Стая голубей испуганно шарахнулась с карниза соседнего дома и, громко хлопая крыльями, полетела от греха подальше. Когда-то Суржик работал актером в детском театре. Свою творческую деятельность Валера начинал еще в Хабаровской филармонии, где играл Бабу Ягу в нескольких сказках сразу. Одновременно на трех площадках.
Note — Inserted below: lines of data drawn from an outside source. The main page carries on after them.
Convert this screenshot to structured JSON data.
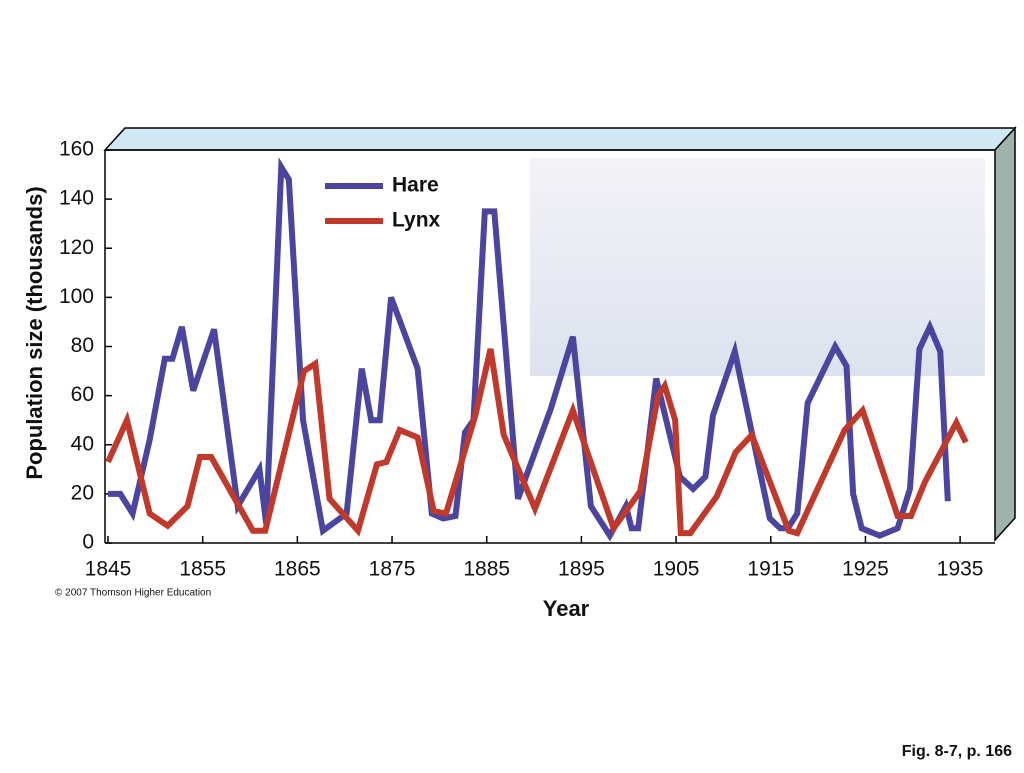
{
  "chart_data": {
    "type": "line",
    "x_label": "Year",
    "y_label": "Population size (thousands)",
    "footnote": "© 2007 Thomson Higher Education",
    "caption": "Fig. 8-7, p. 166",
    "xlim": [
      1845,
      1939
    ],
    "ylim": [
      0,
      160
    ],
    "xticks": [
      1845,
      1855,
      1865,
      1875,
      1885,
      1895,
      1905,
      1915,
      1925,
      1935
    ],
    "yticks": [
      0,
      20,
      40,
      60,
      80,
      100,
      120,
      140,
      160
    ],
    "legend": "upper-left",
    "series": [
      {
        "name": "Hare",
        "color": "#4b45a0",
        "x": [
          1845,
          1846.3,
          1847.6,
          1849.4,
          1851,
          1851.8,
          1852.8,
          1854,
          1856.2,
          1858.7,
          1861,
          1861.7,
          1863.3,
          1864.1,
          1865.6,
          1867.7,
          1870.2,
          1871.8,
          1872.8,
          1873.7,
          1874.9,
          1877.7,
          1879.2,
          1880.4,
          1881.7,
          1882.7,
          1883.6,
          1884.8,
          1885.8,
          1888.3,
          1891.8,
          1894.1,
          1896,
          1898,
          1899.7,
          1900.3,
          1901,
          1902.9,
          1905.4,
          1906.8,
          1908.1,
          1908.9,
          1911.2,
          1914.9,
          1916,
          1916.8,
          1917.8,
          1918.9,
          1921.8,
          1923,
          1923.7,
          1924.6,
          1926.5,
          1928.4,
          1929.7,
          1930.7,
          1931.8,
          1932.9,
          1933.7
        ],
        "values": [
          20,
          20,
          12,
          42,
          75,
          75,
          88,
          62,
          87,
          15,
          30,
          8,
          153,
          148,
          50,
          5,
          12,
          71,
          50,
          50,
          100,
          71,
          12,
          10,
          11,
          45,
          50,
          135,
          135,
          18,
          55,
          84,
          15,
          3,
          15,
          6,
          6,
          67,
          27,
          22,
          27,
          52,
          78,
          10,
          6,
          6,
          12,
          57,
          80,
          72,
          20,
          6,
          3,
          6,
          22,
          79,
          88,
          78,
          17
        ]
      },
      {
        "name": "Lynx",
        "color": "#c0392b",
        "x": [
          1845,
          1847,
          1849.4,
          1851.3,
          1853.4,
          1854.7,
          1855.9,
          1860.3,
          1861.6,
          1865.7,
          1866.9,
          1868.4,
          1871.4,
          1873.4,
          1874.4,
          1875.8,
          1877.7,
          1879.4,
          1880.7,
          1883.8,
          1885.4,
          1886.8,
          1890.1,
          1894.1,
          1898.4,
          1901.2,
          1903.1,
          1903.8,
          1904.9,
          1905.5,
          1906.5,
          1909.3,
          1911.3,
          1913,
          1916.9,
          1917.8,
          1922.8,
          1924.7,
          1928.4,
          1929.8,
          1931.3,
          1934.6,
          1935.6
        ],
        "values": [
          33,
          50,
          12,
          7,
          15,
          35,
          35,
          5,
          5,
          70,
          73,
          18,
          5,
          32,
          33,
          46,
          43,
          13,
          12,
          52,
          79,
          44,
          14,
          54,
          6,
          21,
          60,
          64,
          50,
          4,
          4,
          19,
          37,
          44,
          5,
          4,
          46,
          54,
          11,
          11,
          25,
          49,
          41
        ]
      }
    ]
  }
}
Ах, какая это была Баба Яга! Восторг, упоение! Верх злодейства и негодяйства. Дети, сидевшие в зрительных залах друг на дружке, до такой степени ненавидели Суржика, что не ограничивались яростными выкриками и гневными проклятиями. Швыряли в Валеру мандаринами, конфетами и недоеденными черствыми бутербродами из театрального буфета. Успевай, отворачивайся! Дело доходило и до трубочек, из которых особо меткие «стрелки» плевались на сцену кусочками изжеванной бумаги. Откусывали, само собой, от театральных программок.

— Мо-олча-а-ать щенки-и!!! — рявкал Суржик — Баба Яга на беснующийся от ненависти зал, битком, набитый детьми от пяти до пятнадцати. Ответом ему всегда было гневное улюлюканье, свист и прицельное метание самых разнообразных предметов питания. Короче, успех Суржика — Бабы Яги был оглушительным и постоянным. Ему даже вручили какую-то почетную грамоту от Горкома профсоюзов, за «лучшее исполнение отрицательного персонажа в детских сказках на площадках города Хабаровска».
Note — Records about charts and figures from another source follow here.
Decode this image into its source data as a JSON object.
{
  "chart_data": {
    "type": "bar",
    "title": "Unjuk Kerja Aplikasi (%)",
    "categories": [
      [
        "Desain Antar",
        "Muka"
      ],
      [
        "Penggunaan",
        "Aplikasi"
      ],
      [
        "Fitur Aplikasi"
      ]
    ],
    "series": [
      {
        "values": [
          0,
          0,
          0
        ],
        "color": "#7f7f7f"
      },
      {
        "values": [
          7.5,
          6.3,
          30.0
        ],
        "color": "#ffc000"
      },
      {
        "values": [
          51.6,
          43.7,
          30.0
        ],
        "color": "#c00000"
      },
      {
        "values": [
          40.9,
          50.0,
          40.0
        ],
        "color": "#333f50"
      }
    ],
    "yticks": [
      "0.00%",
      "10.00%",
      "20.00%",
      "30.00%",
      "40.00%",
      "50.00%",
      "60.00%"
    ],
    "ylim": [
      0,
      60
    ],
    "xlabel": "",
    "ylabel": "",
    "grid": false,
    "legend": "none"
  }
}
— Мо-олча-а-ать щенки-и!!! — рявкнул Валера Суржик на двоих лохматых парней, стоявших на противоположной стороне тихой Никитской улицы.

И в приступе ярости запустил в них своими ботинками. Модные ботинки перелетели Никитскую улицу со свистом, как снаряды из гранатомета и, со шмяканьем, врезаясь в стену двухэтажного дома над головами парней, попадали за их спинами на противоположный тротуар. «При артобстреле эта сторона улицы наиболее опасна!». Дебильная парочка мгновенно заткнулась. Тут уж не до смеха! Даже через улицу они разглядели полное ярости лицо Суржика и почувствовали, с этим лучше не связываться.
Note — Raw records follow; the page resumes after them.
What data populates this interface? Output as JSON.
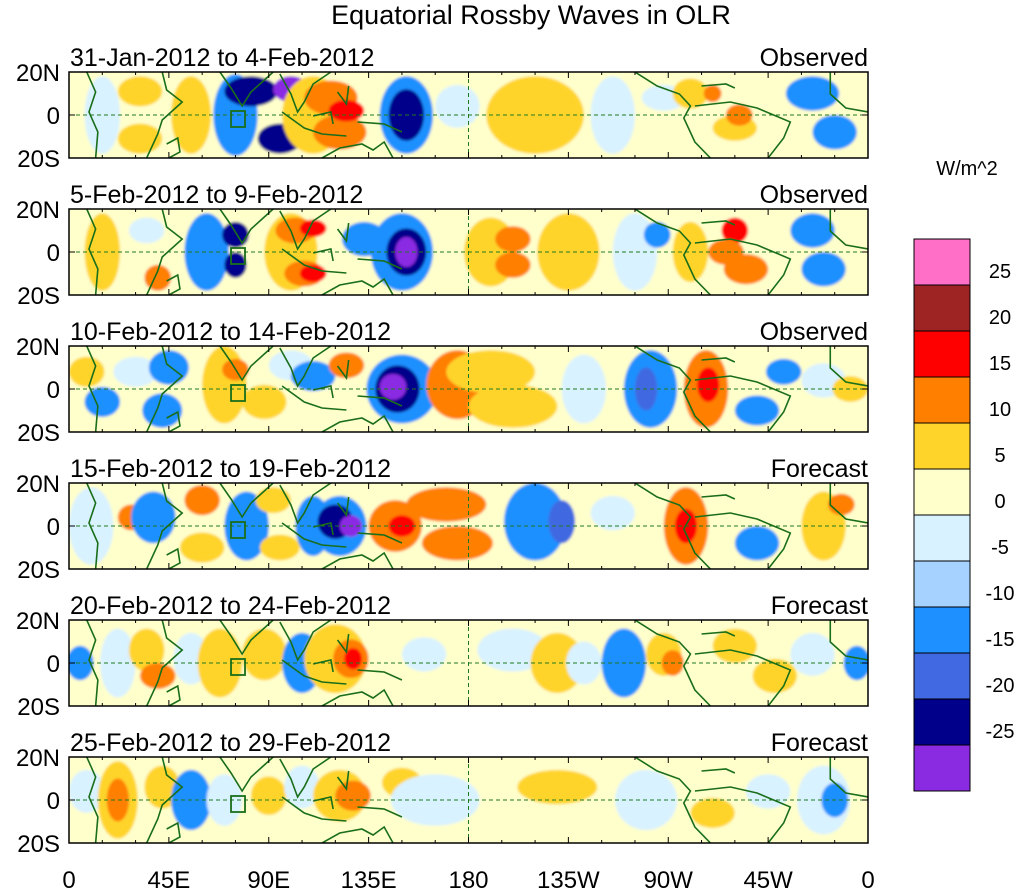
{
  "figure": {
    "title": "Equatorial Rossby Waves in OLR",
    "units_label": "W/m^2",
    "panels": [
      {
        "date_range": "31-Jan-2012 to 4-Feb-2012",
        "status": "Observed"
      },
      {
        "date_range": "5-Feb-2012 to 9-Feb-2012",
        "status": "Observed"
      },
      {
        "date_range": "10-Feb-2012 to 14-Feb-2012",
        "status": "Observed"
      },
      {
        "date_range": "15-Feb-2012 to 19-Feb-2012",
        "status": "Forecast"
      },
      {
        "date_range": "20-Feb-2012 to 24-Feb-2012",
        "status": "Forecast"
      },
      {
        "date_range": "25-Feb-2012 to 29-Feb-2012",
        "status": "Forecast"
      }
    ],
    "lat_labels": [
      "20N",
      "0",
      "20S"
    ],
    "lon_labels": [
      "0",
      "45E",
      "90E",
      "135E",
      "180",
      "135W",
      "90W",
      "45W",
      "0"
    ],
    "colorbar": {
      "levels": [
        "25",
        "20",
        "15",
        "10",
        "5",
        "0",
        "-5",
        "-10",
        "-15",
        "-20",
        "-25"
      ],
      "colors": [
        "#ff6ec7",
        "#9e2424",
        "#ff0000",
        "#ff7f00",
        "#ffd42a",
        "#ffffcc",
        "#d9f2ff",
        "#a6d2ff",
        "#1e90ff",
        "#4169e1",
        "#00008b",
        "#8a2be2"
      ]
    }
  }
}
С Валерой Суржиком, действительно, лучше не связываться. Ибо он грозен во гневе. В подобных ситуациях становился абсолютно неуправляемым. Мог ринуться один против пятерых здоровых громил, и те отступали под его напором. Такое неоднократно случалось в его биографии, насыщенной дальними поездками по стране и самыми разнообразными творческими командировками. Ведь давно известно, побеждает не тот, кто сильнее, тот, кто яростнее. Кто способен, все поставить на карту. К хамам и дебилам Суржик был всегда беспощаден.

Он ступил на проезжую часть и, не глядя по сторонам, двинулся прямо на лохматых парней. Оглушительно взвизгнули тормозами и, чуть не задев известного писателя, испуганно вильнули в стороны сразу две автомашины. Он и бровью не повел. Остановился только на самой осевой линии, пропуская неуклюжий «Икарус». И парочка лохматых парней, нехотя, побрела в сторону метро. Валера Суржик стоял босой посреди проезжей части Никитской улицы и сверлил презрительным взглядом спины удаляющихся парней. Плотный, коренастый, лысоватый, эдакий гриб-боровичок, непонятно каким чудом выросший из асфальта посреди столичной улицы.

— Не связывайся, милый! — раздался за его спиной хрипловатый голос.

Суржик обернулся. Рядом стояла Надя. Протягивала ему забытый на тротуаре дипломат и улыбалась. Только теперь ее улыбка была какая-то другая. Так улыбаются много пережившие, перестрадавшие, подошедшие к роковой черте.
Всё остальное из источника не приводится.